We need a Nigerian Industrial Army: Should we introduce special labour camps for irredeemable criminals as part of this drive to raise industrial output?

By Ayo Akinfe

(1) It maybe just me but over the last two months or so, I appear to get the impression that the penny has dropped with the Nigerian elite that the way out of poverty is to boost industrial output. We have sent a group of engineers to China to learn how to manufacture transformers, have asked the Russians to come take over Ajaokuta to start producing steel and have closed our borders to protect domestic production

(2) I wait to see which state governors will build on this and do the unthinkable by bringing several multinationals into their states to start manufacturing goods. For instance, Governor Okezie Ikpeazu is discussing with Chinese shoe firms about opening plants in Abia. We need that in every one of our 36 states to get Nigeria off her knees

(3) I like the fact that Bata has agreed to open a shoe factory in Abuja and the fact we are discussing building a Lagos to Calabar railway line to move people, goods and services across our Atlantic coastline as quickly as possible. It appears to be accepted that with a gross domestic product (GDP) of $375bn and a paltry budget of $28bn we are whistling in the wind. With such a weak economic base, we are always going to be the poverty capital of the world with a population of 200m.

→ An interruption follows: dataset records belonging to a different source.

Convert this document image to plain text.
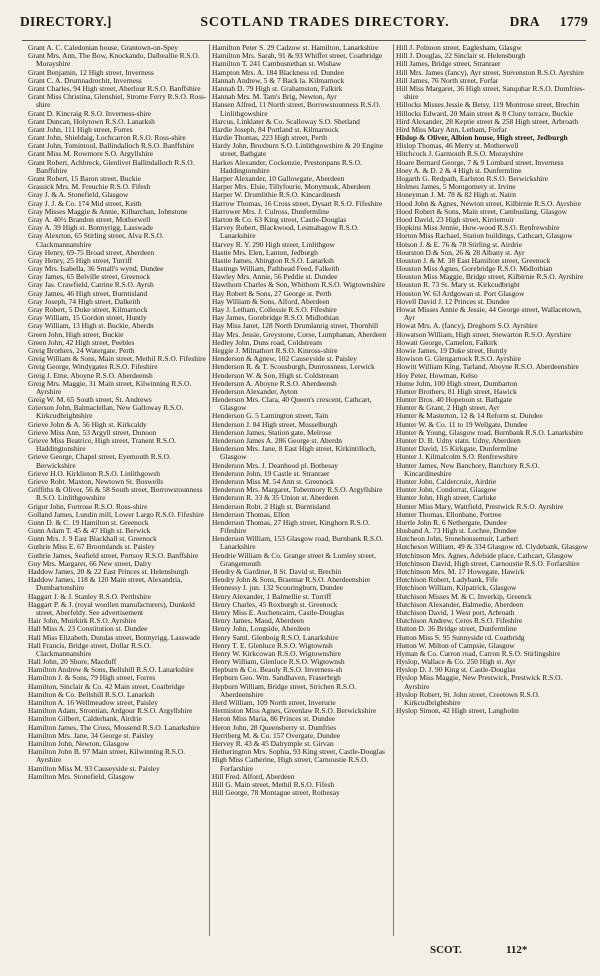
DIRECTORY.]	SCOTLAND TRADES DIRECTORY.	DRA 1779

Grant A. C. Caledonian house, Grantown-on-Spey

Grant Mrs. Ann, The Bow, Knockando, Dalbeallie R.S.O. Morayshire

Grant Benjamin, 12 High street, Inverness

Grant C. A. Drumnadrochit, Inverness

Grant Charles, 94 High street, Aberlour R.S.O. Banffshire

Grant Miss Christina, Glenshiel, Strome Ferry R.S.O. Ross-shire

Grant D. Kincraig R.S.O. Inverness-shire

Grant Duncan, Holytown R.S.O. Lanarksh

Grant John, 111 High street, Forres

Grant John, Shieldaig, Lochcarron R.S.O. Ross-shire

Grant John, Tomintoul, Ballindalloch R.S.O. Banffshire

Grant Miss M. Rowmore S.O. Argyllshire

Grant Robert, Achbreck, Glenlivet Ballindalloch R.S.O. Banffshire

Grant Robert, 15 Baron street, Buckie

Grassick Mrs. M. Freuchie R.S.O. Fifesh

Gray J. & A. Stonefield, Glasgow

Gray J. J. & Co. 174 Mid street, Keith

Gray Misses Maggie & Annie, Kilbarchan, Johnstone

Gray A. 40½ Brandon street, Motherwell

Gray A. 39 High st. Bonnyrigg, Lasswade

Gray Alexrton, 65 Stirling street, Alva R.S.O. Clackmannanshire

Gray Henry, 69-75 Broad street, Aberdeen

Gray Henry, 25 High street, Turriff

Gray Mrs. Isabella, 36 Small's wynd, Dundee

Gray James, 65 Belville street, Greenock

Gray Jas. Crawfield, Catrine R.S.O. Ayrsh

Gray James, 46 High street, Burntisland

Gray Joseph, 74 High street, Dalkeith

Gray Robert, 5 Duke street, Kilmarnock

Gray William, 15 Gordon street, Huntly

Gray William, 13 High st. Buckie, Aberdn

Green John, High street, Buckie

Green John, 42 High street, Peebles

Greig Brothers, 24 Watergate, Perth

Greig William & Sons, Main street, Methil R.S.O. Fifeshire

Greig George, Windygates R.S.O. Fifeshire

Greig J. Etne, Aboyne R.S.O. Aberdeensh

Greig Mrs. Maggie, 31 Main street, Kilwinning R.S.O. Ayrshire

Greig W. M. 65 South street, St. Andrews

Grierson John, Balmaclellan, New Galloway R.S.O. Kirkcudbrightshire

Grieve John & A. 56 High st. Kirkcaldy

Grieve Miss Ann, 53 Argyll street, Dunoon

Grieve Miss Beatrice, High street, Tranent R.S.O. Haddingtonshire

Grieve George, Chapel street, Eyemouth R.S.O. Berwickshire

Grieve H.O. Kirkliston R.S.O. Linlithgowsh

Grieve Robt. Maxton, Newtown St. Boswells

Griffiths & Oliver, 56 & 58 South street, Borrowstounness R.S.O. Linlithgowshire

Grigor John, Fortrose R.S.O. Ross-shire

Golland James, Lundin mill, Lower Largo R.S.O. Fifeshire

Gunn D. & C. 19 Hamilton st. Greenock

Gunn Adam T. 45 & 47 High st. Berwick

Gunn Mrs. J. 9 East Blackhall st. Greenock

Guthrie Miss E. 67 Broomlands st. Paisley

Guthrie James, Seafield street, Portsoy R.S.O. Banffshire

Guy Mrs. Margaret, 66 New street, Dalry

Haddow James, 20 & 22 East Princes st. Helensburgh

Haddow James, 118 & 120 Main street, Alexandria, Dumbartonshire

Haggart J. & J. Stanley R.S.O. Perthshire

Haggart P. & J. (royal woollen manufacturers), Dunkeld street, Aberfeldy. See advertisement

Hair John, Muirkirk R.S.O. Ayrshire

Hall Miss A. 23 Constitution st. Dundee

Hall Miss Elizabeth, Dundas street, Bonnyrigg, Lasswade

Hall Francis, Bridge street, Dollar R.S.O. Clackmannanshire

Hall John, 20 Shore, Macduff

Hamilton Andrew & Sons, Bellshill R.S.O. Lanarkshire

Hamilton J. & Sons, 79 High street, Forres

Hamilton, Sinclair & Co. 42 Main street, Coatbridge

Hamilton & Co. Bellshill R.S.O. Lanarksh

Hamilton A. 16 Wellmeadow street, Paisley

Hamilton Adam, Strontian, Ardgour R.S.O. Argyllshire

Hamilton Gilbert, Calderbank, Airdrie

Hamilton James, The Cross, Mossend R.S.O. Lanarkshire

Hamilton Mrs. Jane, 34 George st. Paisley

Hamilton John, Newton, Glasgow

Hamilton John B. 97 Main street, Kilwinning R.S.O. Ayrshire

Hamilton Miss M. 93 Causeyside st. Paisley

Hamilton Mrs. Stonefield, Glasgow

Hamilton Peter S. 29 Cadzow st. Hamilton, Lanarkshire

Hamilton Mrs. Sarah, 91 & 93 Whiffet street, Coatbridge

Hamilton T. 241 Cambusnethan st. Wishaw

Hampton Mrs. A. 184 Blackness rd. Dundee

Hannah Andrew, 5 & 7 Back la. Kilmarnock

Hannah D. 79 High st. Grahamston, Falkirk

Hannah Mrs. M. Tam's Brig, Newton, Ayr

Hansen Alfred, 11 North street, Borrowstounness R.S.O. Linlithgowshire

Harcus, Linklater & Co. Scalloway S.O. Shetland

Hardie Joseph, 84 Portland st. Kilmarnock

Hardie Thomas, 223 High street, Perth

Hardy John, Broxburn S.O. Linlithgowshire & 20 Engine street, Bathgate

Harkes Alexander, Cockenzie, Prestonpans R.S.O. Haddingtonshire

Harper Alexander, 10 Gallowgate, Aberdeen

Harper Mrs. Elsie, Tillyfourie, Monymusk, Aberdeen

Harper W. Drumlithie R.S.O. Kincardinesh

Harrow Thomas, 16 Cross street, Dysart R.S.O. Fifeshire

Harrower Mrs. J. Culross, Dunfermline

Harton & Co. 63 King street, Castle-Douglas

Harvey Robert, Blackwood, Lesmahagow R.S.O. Lanarkshire

Harvey R. Y. 290 High street, Linlithgow

Hastie Mrs. Elen, Lanton, Jedburgh

Hastie James, Abington R.S.O. Lanarksh

Hastings William, Pathhead Feed, Falkeith

Hawley Mrs. Annie, 56 Peddie st. Dundee

Hawthorn Charles & Son, Whithorn R.S.O. Wigtownshire

Hay Robert & Sons, 27 George st. Perth

Hay William & Sons, Alford, Aberdeen

Hay J. Letham, Collessie R.S.O. Fifeshire

Hay James, Gorebridge R.S.O. Midlothian

Hay Miss Janet, 128 North Drumlanrig street, Thornhill

Hay Mrs. Jessie, Greystone, Corse, Lumphanan, Aberdeen

Hedley John, Duns road, Coldstream

Heggie J. Milnathort R.S.O. Kinross-shire

Henderson & Agnew, 102 Causeyside st. Paisley

Henderson R. & T. Scousburgh, Dunrossness, Lerwick

Henderson W. & Son, High st. Coldstream

Henderson A. Aboyne R.S.O. Aberdeensh

Henderson Alexander, Ayton

Henderson Mrs. Clara, 40 Queen's crescent, Cathcart, Glasgow

Henderson G. 5 Lamington street, Tain

Henderson J. 84 High street, Musselburgh

Henderson James, Station gate, Melrose

Henderson James A. 286 George st. Aberdn

Henderson Mrs. Jane, 8 East High street, Kirkintilloch, Glasgow

Henderson Mrs. J. Deanhood pl. Bothesay

Henderson John, 19 Castle st. Stranraer

Henderson Miss M. 54 Ann st. Greenock

Henderson Mrs. Margaret, Tobermory R.S.O. Argyllshire

Henderson R. 33 & 35 Union st. Aberdeen

Henderson Robt. 2 High st. Burntisland

Henderson Thomas, Ellon

Henderson Thomas, 27 High street, Kinghorn R.S.O. Fifeshire

Henderson William, 153 Glasgow road, Burnbank R.S.O. Lanarkshire

Hendrie William & Co. Grange street & Lumley street, Grangemouth

Hendry & Gardiner, 8 St. David st. Brechin

Hendry John & Sons, Braemar R.S.O. Aberdeenshire

Hennessy J. jun. 132 Scouringburn, Dundee

Henry Alexander, 1 Balmellie st. Turriff

Henry Charles, 45 Roxburgh st. Greenock

Henry Miss E. Auchencairn, Castle-Douglas

Henry James, Maud, Aberdeen

Henry John, Longside, Aberdeen

Henry Saml. Glenboig R.S.O. Lanarkshire

Henry T. E. Glenluce R.S.O. Wigtownsh

Henry W. Kirkcowan R.S.O. Wigtownshire

Henry William, Glenluce R.S.O. Wigtownsh

Hepburn & Co. Beauly R.S.O. Inverness-sh

Hepburn Geo. Wm. Sandhaven, Fraserbrgh

Hepburn William, Bridge street, Strichen R.S.O. Aberdeenshire

Herd William, 109 North street, Inverurie

Hermiston Miss Agnes, Greenlaw R.S.O. Berwickshire

Heron Miss Maria, 86 Princes st. Dundee

Heron John, 28 Queensberry st. Dumfries

Herriberg M. & Co. 157 Overgate, Dundee

Hervey R. 43 & 45 Dalrymple st. Girvan

Hetherington Mrs. Sophia, 93 King street, Castle-Douglas

High Miss Catherine, High street, Carnoustie R.S.O. Forfarshire

Hill Fred. Alford, Aberdeen

Hill G. Main street, Methil R.S.O. Fifesh

Hill George, 78 Montague street, Rothesay

Hill J. Polnoon street, Eaglesham, Glasgw

Hill J. Douglas, 22 Sinclair st. Helensburgh

Hill James, Bridge street, Stranraer

Hill Mrs. James (fancy), Ayr street, Stevenston R.S.O. Ayrshire

Hill James, 76 North street, Forfar

Hill Miss Margaret, 36 High street, Sanquhar R.S.O. Dumfries-shire

Hillocks Misses Jessie & Betsy, 119 Montrose street, Brechin

Hillocks Edward, 20 Main street & 8 Cluny terrace, Buckie

Hird Alexander, 28 Keptie street & 258 High street, Arbroath

Hird Miss Mary Ann, Letham, Forfar

Hislop & Oliver, Albion house, High street, Jedburgh

Hislop Thomas, 46 Merry st. Motherwell

Hitchcock J. Garmouth R.S.O. Morayshire

Hoare Bernard George, 7 & 9 Lombard street, Inverness

Hoey A. & D. 2 & 4 High st. Dunfermline

Hogarth G. Redpath, Earlston R.S.O. Berwickshire

Holmes James, 5 Montgomery st. Irvine

Honeyman J. M. 78 & 82 High st. Nairn

Hood John & Agnes, Newton street, Kilbirnie R.S.O. Ayrshire

Hood Robert & Sons, Main street, Cambuslang, Glasgow

Hood David, 23 High street, Kirriemuir

Hopkins Miss Jennie, How-wood R.S.O. Renfrewshire

Horton Miss Rachael, Station buildings, Cathcart, Glasgow

Hotson J. & E. 76 & 78 Stirling st. Airdrie

Hourston D.& Son, 26 & 28 Albany st. Ayr

Houston J. & M. 38 East Hamilton street, Greenock

Houston Miss Agnes, Gorebridge R.S.O. Midlothian

Houston Miss Maggie, Bridge street, Kilbirnie R.S.O. Ayrshire

Houston R. 73 St. Mary st. Kirkcudbright

Houston W. 63 Ardgowan st. Port Glasgow

Hovell David J. 12 Princes st. Dundee

Howat Misses Annie & Jessie, 44 George street, Wallacetown, Ayr

Howat Mrs. A. (fancy), Dreghorn S.O. Ayrshire

Howatson William, High street, Stewarton R.S.O. Ayrshire

Howatt George, Camelon, Falkirk

Howie James, 19 Duke street, Huntly

Howison G. Glengarnock R.S.O. Ayrshire

Howitt William King, Tarland, Aboyne R.S.O. Aberdeenshire

Hoy Peter, Howman, Kelso

Hume John, 100 High street, Dumbarton

Hunter Brothers, 81 High street, Hawick

Hunter Bros. 40 Hopetoun st. Bathgate

Hunter & Grant, 2 High street, Ayr

Hunter & Masterton, 12 & 14 Reform st. Dundee

Hunter W. & Co. 11 to 19 Wellgate, Dundee

Hunter & Young, Glasgow road, Burnbank R.S.O. Lanarkshire

Hunter D. B. Udny statn. Udny, Aberdeen

Hunter David, 15 Kirkgate, Dunfermline

Hunter J. Kilmalcolm S.O. Renfrewshire

Hunter James, New Banchory, Banchory R.S.O. Kincardineshire

Hunter John, Caldercruix, Airdrie

Hunter John, Condorrat, Glasgow

Hunter John, High street, Carluke

Hunter Miss Mary, Wattfield, Prestwick R.S.O. Ayrshire

Hunter Thomas, Ellonbane, Portree

Hurrle John R. 6 Nethergate, Dundee

Husband A. 73 High st. Lochee, Dundee

Hutcheon John, Stonehousemuir, Larbert

Hutcheson William, 49 & 334 Glasgow rd. Clydebank, Glasgow

Hutchinson Mrs. Agnes, Adelside place, Cathcart, Glasgow

Hutchinson David, High street, Carnoustie R.S.O. Forfarshire

Hutchinson Mrs. M. 17 Howegate, Hawick

Hutchison Robert, Ladybank, Fife

Hutchison William, Kilpatrick, Glasgow

Hutchison Misses M. & C. Inverkip, Greenck

Hutchison Alexander, Balmedie, Aberdeen

Hutchison David, 1 West port, Arbroath

Hutchison Andrew, Ceres R.S.O. Fifeshire

Hutton D. 36 Bridge street, Dunfermline

Hutton Miss S. 95 Sunnyside rd. Coatbridg

Hutton W. Milton of Campsie, Glasgow

Hyman & Co. Carron road, Carron R.S.O. Stirlingshire

Hyslop, Wallace & Co. 250 High st. Ayr

Hyslop D. J. 90 King st. Castle-Douglas

Hyslop Miss Maggie, New Prestwick, Prestwick R.S.O. Ayrshire

Hyslop Robert, St. John street, Creetown R.S.O. Kirkcudbrightshire

Hyslop Simon, 42 High street, Langholm

SCOT.	112*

No matter how much noise we make, unless we at least double both figures, we are just trumpeting incoherent nonsense like the prophets of Baal on Mount Carmel

(4) This week, President Buhari is attending an investment summit in Saudi Arabia. We should insist that he brings back nothing less than $1bn in investment. We have all seen what Islamic Finance has been used for in Malaysia, Indonesia, Saudi Arabia, Dubai, Qatar, Turkey, etc. If they are successfully attracting Islamic Finance and using it to build railway lines, new cities, skyscrapers, shopping malls, etc, so too can we. If Nigeria cannot attract that kind of investment then we have no business attending their summits

(5) No matter how much investment we attract though, it will amount to nothing unless we start to mass produce manufactured goods and sell them. About 78m Nigerians live in absolute poverty. We have to manufacture our way out of this with industrial estates in each of our 774 local government areas. Anything else is just cosmetic

(6) If we want to be honest with ourselves, Nigeria cannot afford the luxury of organic growth. We need to force the pace of industrialisation by churning out industrial goods at a faster-than-normal rate. We have an abnormal economy with abnormal problems so we need to come up with abnormal solutions. I think we need to make use of our hardened and irredeemable criminals and turn them into the Nigerian Industrial Army

(7) Is there any reason why we should not open specialist labour camps in unique locations like Sambisa Forest to accelerate production? China is currently doing it and they are churning out millions of tonnes of goods by the minute

(8) I ask the moral question. Is there any reason whatsoever why the following should not be converted into the Nigerian Industrial Army? How about anyone convicted of the following being sent to a labour prison camp to produce vitally needed industrial goods:
(i) Boko Haram fighters
(ii) Murderous cattle herdsmen
(iii) Kidnappers
(iv) Armed robbers
(v) Zamfara bandits
(vi) Thugs who carry out political assassinations
(vii) Ritual killers
(viii) Politicians convicted of corruption
(ix) Human traffickers
(x) Arms smugglers

(9) Basically, we will be recycling our garbage and putting it to productive use. It is naive of us to think that the solutions to our problems are easy. I for one am prepared to take unpopular decisions for the long term good of the nation. If 1m scraps of vermin die in our labour camps each year but successfully manufacture 1m solar panels a year, I think that is a result

(10) We need to ask ourselves the hard question. In this instance, does the end justify the means. Throughout history, we have seen how forced labour was used to build the pyramids of Egypt and how the practise continues today in China. Is it morally justifiable given the fact that in Nigeria it will lift about 100m people out of poverty?